Com alguma dedicação diária, em pouco tempo, a capacidade e o prazer do bebê em brincar sozinho e de se concentrar numa mesma atividade por mais tempo vai crescendo; e se estiver diante de uma tela, nem a adulto, nem o bebê vão perceber isso. Carregará por muito tempo o estigma de ser uma criança que não sabe brincar e que não consegue se concentrar. E passará a infância sabendo se autocontrolar e manter-se quieto apenas diante de uma tela, alienando-se.
Em nove anos, e com diversas idades e condições de temperatura e pressão, testei muitas hipóteses: muita tela, pouca tela, zero tela e que hoje ainda não fechei a fórmula ideal do tempo de tela por idade, mas que sei que quanto menos melhor…
Existem técnicas para ensinar a brincar sozinho. Vou contar aqui sobre uma maneira que eu aprendi desde a mais velha e que funcionou lá em casa com ambos.
É assim:
– inicie uma brincadeira com ela, sentada ao lado, algo que o bebê goste.
– brinque com o bebê. Aproveite para se divertir.
– em seguida, ainda ao seu lado, observe-o brincar, interagindo cada vez menos, para que o bebê aprecie a própria capacidade criativa.
– com o tempo use o tempo de não interação para fazer algo para você, como passar mensagens, fotografar, tirar poeira em algum móvel próximo… uma coisa só por vez e volte a interagir.
– entre um e dois anos, tempo de concentração é mínimo, então a brincadeira precisa mudar, algo precisa entrar na roda para manter a concentração. Muda cacique!
– daí avise que vai pegar outro brinquedo e se afaste. Sempre verbalize o que estão fazendo e o que pretende fazer.
– volte em pouco tempo (30 segundos, 1 minuto) com algum brinquedo, sente de novo e brinque.
– a cada dia, pratique o afastamento mais vezes durante a brincadeira.
– a cada vez fique mais tempo (adicionando segundos a cada novo afastamento).
– peça que o bebê vá pegar algo e fique sentada esperando.
– sempre elogie e fique contente com a autonomia.
– óbvio que não vale deixar chorar.
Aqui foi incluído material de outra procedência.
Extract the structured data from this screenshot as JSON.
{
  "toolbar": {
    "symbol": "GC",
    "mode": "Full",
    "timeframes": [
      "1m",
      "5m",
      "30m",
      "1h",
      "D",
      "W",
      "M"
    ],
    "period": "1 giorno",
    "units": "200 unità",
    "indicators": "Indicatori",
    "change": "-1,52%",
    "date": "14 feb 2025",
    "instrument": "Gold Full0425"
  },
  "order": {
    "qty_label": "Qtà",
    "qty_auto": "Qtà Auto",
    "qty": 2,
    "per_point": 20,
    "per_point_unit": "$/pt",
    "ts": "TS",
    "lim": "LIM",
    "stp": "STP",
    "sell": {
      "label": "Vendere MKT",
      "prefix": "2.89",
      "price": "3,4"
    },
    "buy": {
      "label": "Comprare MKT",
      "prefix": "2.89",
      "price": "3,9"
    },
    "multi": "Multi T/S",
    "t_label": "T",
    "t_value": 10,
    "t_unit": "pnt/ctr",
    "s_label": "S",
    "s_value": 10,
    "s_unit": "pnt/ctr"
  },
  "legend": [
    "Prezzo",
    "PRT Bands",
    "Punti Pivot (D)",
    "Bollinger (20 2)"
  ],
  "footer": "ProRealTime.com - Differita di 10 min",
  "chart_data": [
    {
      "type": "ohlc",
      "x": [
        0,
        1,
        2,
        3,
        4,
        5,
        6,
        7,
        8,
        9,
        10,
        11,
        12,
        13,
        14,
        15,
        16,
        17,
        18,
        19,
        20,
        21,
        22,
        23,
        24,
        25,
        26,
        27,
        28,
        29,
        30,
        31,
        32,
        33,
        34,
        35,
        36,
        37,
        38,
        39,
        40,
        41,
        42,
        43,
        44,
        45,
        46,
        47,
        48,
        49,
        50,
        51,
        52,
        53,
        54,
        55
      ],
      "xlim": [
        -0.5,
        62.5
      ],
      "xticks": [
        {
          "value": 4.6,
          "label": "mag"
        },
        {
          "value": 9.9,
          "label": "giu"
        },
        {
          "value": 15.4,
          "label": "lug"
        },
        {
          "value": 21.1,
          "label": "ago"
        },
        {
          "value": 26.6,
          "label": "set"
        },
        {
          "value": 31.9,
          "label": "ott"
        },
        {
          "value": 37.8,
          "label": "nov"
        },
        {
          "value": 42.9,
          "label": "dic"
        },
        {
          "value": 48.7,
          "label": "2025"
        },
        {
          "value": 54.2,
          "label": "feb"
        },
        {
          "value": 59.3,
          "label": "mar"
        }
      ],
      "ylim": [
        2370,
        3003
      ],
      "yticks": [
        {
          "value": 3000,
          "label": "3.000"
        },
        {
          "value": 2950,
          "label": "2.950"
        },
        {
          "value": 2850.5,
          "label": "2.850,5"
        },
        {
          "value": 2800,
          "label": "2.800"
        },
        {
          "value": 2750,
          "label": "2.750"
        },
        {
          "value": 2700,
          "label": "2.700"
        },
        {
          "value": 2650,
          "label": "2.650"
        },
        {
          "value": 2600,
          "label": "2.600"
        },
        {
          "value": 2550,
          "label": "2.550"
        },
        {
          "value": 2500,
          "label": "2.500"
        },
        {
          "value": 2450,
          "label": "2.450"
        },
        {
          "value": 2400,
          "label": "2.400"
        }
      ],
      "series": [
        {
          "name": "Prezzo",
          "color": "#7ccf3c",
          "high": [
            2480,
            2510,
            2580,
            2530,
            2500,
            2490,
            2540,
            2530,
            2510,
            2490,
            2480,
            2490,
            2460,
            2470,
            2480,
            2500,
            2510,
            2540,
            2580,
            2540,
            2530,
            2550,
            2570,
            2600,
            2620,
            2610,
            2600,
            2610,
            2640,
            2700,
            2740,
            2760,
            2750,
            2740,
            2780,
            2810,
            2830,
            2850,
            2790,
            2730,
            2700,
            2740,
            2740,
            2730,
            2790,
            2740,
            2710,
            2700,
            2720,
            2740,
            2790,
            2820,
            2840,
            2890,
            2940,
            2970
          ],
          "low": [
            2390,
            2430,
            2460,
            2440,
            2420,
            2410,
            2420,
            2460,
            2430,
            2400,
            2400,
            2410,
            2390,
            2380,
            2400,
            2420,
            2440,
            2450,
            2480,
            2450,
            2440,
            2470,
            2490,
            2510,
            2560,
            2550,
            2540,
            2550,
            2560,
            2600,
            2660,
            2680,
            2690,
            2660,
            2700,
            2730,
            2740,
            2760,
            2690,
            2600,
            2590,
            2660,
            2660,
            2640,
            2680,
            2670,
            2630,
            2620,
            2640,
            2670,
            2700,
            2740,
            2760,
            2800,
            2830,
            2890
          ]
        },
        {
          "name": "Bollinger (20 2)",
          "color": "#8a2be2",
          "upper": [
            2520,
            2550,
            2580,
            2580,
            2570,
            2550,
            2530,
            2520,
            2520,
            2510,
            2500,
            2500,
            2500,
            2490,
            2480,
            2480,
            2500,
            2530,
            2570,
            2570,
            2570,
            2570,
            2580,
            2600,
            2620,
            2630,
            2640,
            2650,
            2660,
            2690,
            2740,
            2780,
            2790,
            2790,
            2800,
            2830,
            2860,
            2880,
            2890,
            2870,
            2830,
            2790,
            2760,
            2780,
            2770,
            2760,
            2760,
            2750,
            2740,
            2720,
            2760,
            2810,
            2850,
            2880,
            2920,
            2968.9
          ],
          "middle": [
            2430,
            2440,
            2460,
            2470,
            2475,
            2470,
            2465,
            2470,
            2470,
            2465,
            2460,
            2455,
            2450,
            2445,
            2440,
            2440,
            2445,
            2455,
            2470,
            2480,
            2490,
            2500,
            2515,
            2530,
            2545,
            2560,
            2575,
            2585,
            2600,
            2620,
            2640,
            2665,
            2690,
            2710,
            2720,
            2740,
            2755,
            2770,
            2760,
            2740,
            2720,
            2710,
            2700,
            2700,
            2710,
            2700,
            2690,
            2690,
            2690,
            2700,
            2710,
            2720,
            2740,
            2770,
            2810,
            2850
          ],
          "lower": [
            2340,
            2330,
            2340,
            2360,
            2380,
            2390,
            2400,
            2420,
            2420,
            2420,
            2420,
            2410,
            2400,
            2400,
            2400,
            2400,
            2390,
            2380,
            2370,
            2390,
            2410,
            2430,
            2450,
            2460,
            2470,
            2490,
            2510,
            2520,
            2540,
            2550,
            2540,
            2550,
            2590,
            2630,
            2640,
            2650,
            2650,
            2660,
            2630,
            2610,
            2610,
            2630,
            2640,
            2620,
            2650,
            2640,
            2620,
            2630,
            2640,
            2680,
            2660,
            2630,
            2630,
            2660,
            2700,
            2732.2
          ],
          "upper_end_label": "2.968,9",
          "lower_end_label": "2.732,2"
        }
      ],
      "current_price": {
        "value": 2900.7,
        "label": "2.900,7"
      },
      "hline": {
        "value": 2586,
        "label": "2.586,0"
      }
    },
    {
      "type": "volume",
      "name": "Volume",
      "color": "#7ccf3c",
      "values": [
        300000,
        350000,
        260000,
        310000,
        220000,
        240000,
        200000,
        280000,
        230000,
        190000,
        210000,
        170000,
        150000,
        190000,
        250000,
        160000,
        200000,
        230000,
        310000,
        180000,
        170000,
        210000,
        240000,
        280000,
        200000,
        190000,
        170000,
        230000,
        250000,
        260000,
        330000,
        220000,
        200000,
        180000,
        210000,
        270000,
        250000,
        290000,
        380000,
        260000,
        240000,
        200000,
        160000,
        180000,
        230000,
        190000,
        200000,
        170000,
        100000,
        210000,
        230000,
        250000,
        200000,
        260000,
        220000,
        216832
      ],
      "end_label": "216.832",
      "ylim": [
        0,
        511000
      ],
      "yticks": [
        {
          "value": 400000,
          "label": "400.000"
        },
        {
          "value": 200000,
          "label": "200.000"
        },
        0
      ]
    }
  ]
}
Nunca! Hora nenhuma!
– se ela chorar explique que o que foi fazer e enfatize que você sempre volta.
– fundamentar legitimar os sentimentos do bebê: é legítimo não querer que a mãe se afaste (saiba disso!), não é bobagem, não é para irritar, não é dengo. É legítimo!
– legitime e verbalizar este sentimento: explique (a si mesmo) e ao bebê que é normal querer brincar com alguém e que com o tempo ele vai gostar de ter o tempo para brincar como quiser.
– com o tempo use o tempo do afastamento para fazer tarefas curtas como passar pano num móvel ou forrar a cama ou tirar o lixo do banheiro ou catar brinquedos no quarto.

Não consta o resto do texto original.